Coldfusion Compare Two Query Results from Same Database - sql-server

I've done some research on this site for an issue I'm having, however, I'm finding that the solution is not exactly what I'm looking for, or the implementation doesn't relate to what I'm trying to do. Or, simply put, I just can't seem to figure it out. Here is my issue.
We have a monthly query that we would run that we would send to a third party of physicians, their degree, specialty and clinic. I have the query established already. But recently they wanted to just have us export new results from the previous months data, instead of the whole results list. So, I thought I would create a tool that I would start out simply importing the previous months data. And then taking the query I had been using, putting that in a coldfusion page, run it, and it would show me new records ran for the current month we're in, to the previous month. When I run the report of new data each month, it would save that data in the database with the columns r_month and r_year, which simply means report month/year. So to initially populate the database I just imported Octobers data so I can have a base with the r_month/year being "10" and "2014" respectively. There are 674 records. Then created my page and had a button that would run the same query, save those results, which the r_month and r_year is saved as "11" and "2014" respectively. When I do that, I have 682 records.

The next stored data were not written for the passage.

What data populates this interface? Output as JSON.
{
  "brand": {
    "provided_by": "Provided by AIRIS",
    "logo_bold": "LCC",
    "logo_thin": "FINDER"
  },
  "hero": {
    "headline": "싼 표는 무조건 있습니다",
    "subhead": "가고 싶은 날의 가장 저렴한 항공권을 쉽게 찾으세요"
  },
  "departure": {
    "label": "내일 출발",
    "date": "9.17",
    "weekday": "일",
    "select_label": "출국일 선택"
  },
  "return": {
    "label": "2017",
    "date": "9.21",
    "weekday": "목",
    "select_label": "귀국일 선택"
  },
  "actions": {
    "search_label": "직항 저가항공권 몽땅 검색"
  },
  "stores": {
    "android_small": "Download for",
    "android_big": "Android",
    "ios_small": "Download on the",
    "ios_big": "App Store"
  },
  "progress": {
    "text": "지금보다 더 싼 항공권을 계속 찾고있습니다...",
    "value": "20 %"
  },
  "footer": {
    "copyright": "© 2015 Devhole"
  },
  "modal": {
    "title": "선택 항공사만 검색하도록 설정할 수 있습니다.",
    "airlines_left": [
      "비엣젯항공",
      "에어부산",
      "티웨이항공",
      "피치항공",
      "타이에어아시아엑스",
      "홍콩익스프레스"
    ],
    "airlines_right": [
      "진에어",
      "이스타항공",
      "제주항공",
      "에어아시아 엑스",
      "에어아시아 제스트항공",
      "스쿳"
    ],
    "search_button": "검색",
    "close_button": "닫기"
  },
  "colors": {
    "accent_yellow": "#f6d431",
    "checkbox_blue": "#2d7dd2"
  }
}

So, for the month of November, there are 8 "different" or new records from the previous month (October). My question is, what is the best way to run a query that takes the data from October (10/2014) and compare it to the November's data (11/2014), and just give me the new 8 records that were new from November.
Sorry this is long, but wanted to give you guys a detail so you have as much information as possible. I don't really have a code sample I can provide, because apparently the way I was attempting before (using loops etc.) was just not working. Tried looping through previous month query and current month query, trying to find a difference, but that wasn't working. Once again, I've tried using similar samples I've found on here, but they are either not what I'm looking for, or I just can't figure them out. Basically at the end of the process, there needs to be a button that only exports the new records (in this example, the 8) into an excel sheet that we can simply email them.
Any help would be greatly appreciated.

SOLUTION 1 - Since you are using SQL server you can do this pretty easily within the query. You have already logged the previous data so you presumably have a key for the "old" physicians in your log table. Try something like this:
<cfquery name="getNewPHys" datasource="#dsn#">
SELECT *
FROM sourceTable
WHERE physID NOT IN
(SELECT physID FROM logtable
WHERE daterange between #somerange# AND #someotherrange#)
</cfquery>
You would have to add your own values and vars but you get the idea.
NOTE: This is psuedo-code. you would OF COURSE use cfqueryparam for any of your variables.
SOLUTION 2
Another way to do this is by using a dateadded or lastUPdated table. Every time a row is updated you update the lastupdated column with the current date/time. Then selecting recent records is a matter of selecting any records which have been updated within your range. Taht's what Leigh suggested in her comment.
I would add one other comment. You seem to be trying to solve this problem without changing anything in your data table. That's not going to work. You need to think about your schema a bit more. For exmaple, solution 2 would involve adding an additional column and you could even add a MSSQL trigger that automatically updated that field whenever the record was updated. Wouldn't that work?
I still think we are missing something. Are you perchance overwriting your data each time? Or producing duplicate records - 674 this month, 682 next month with duplicates? If so, that's what you need to correct. Anything else is going to be a bolt on solution that creates more problems down the road.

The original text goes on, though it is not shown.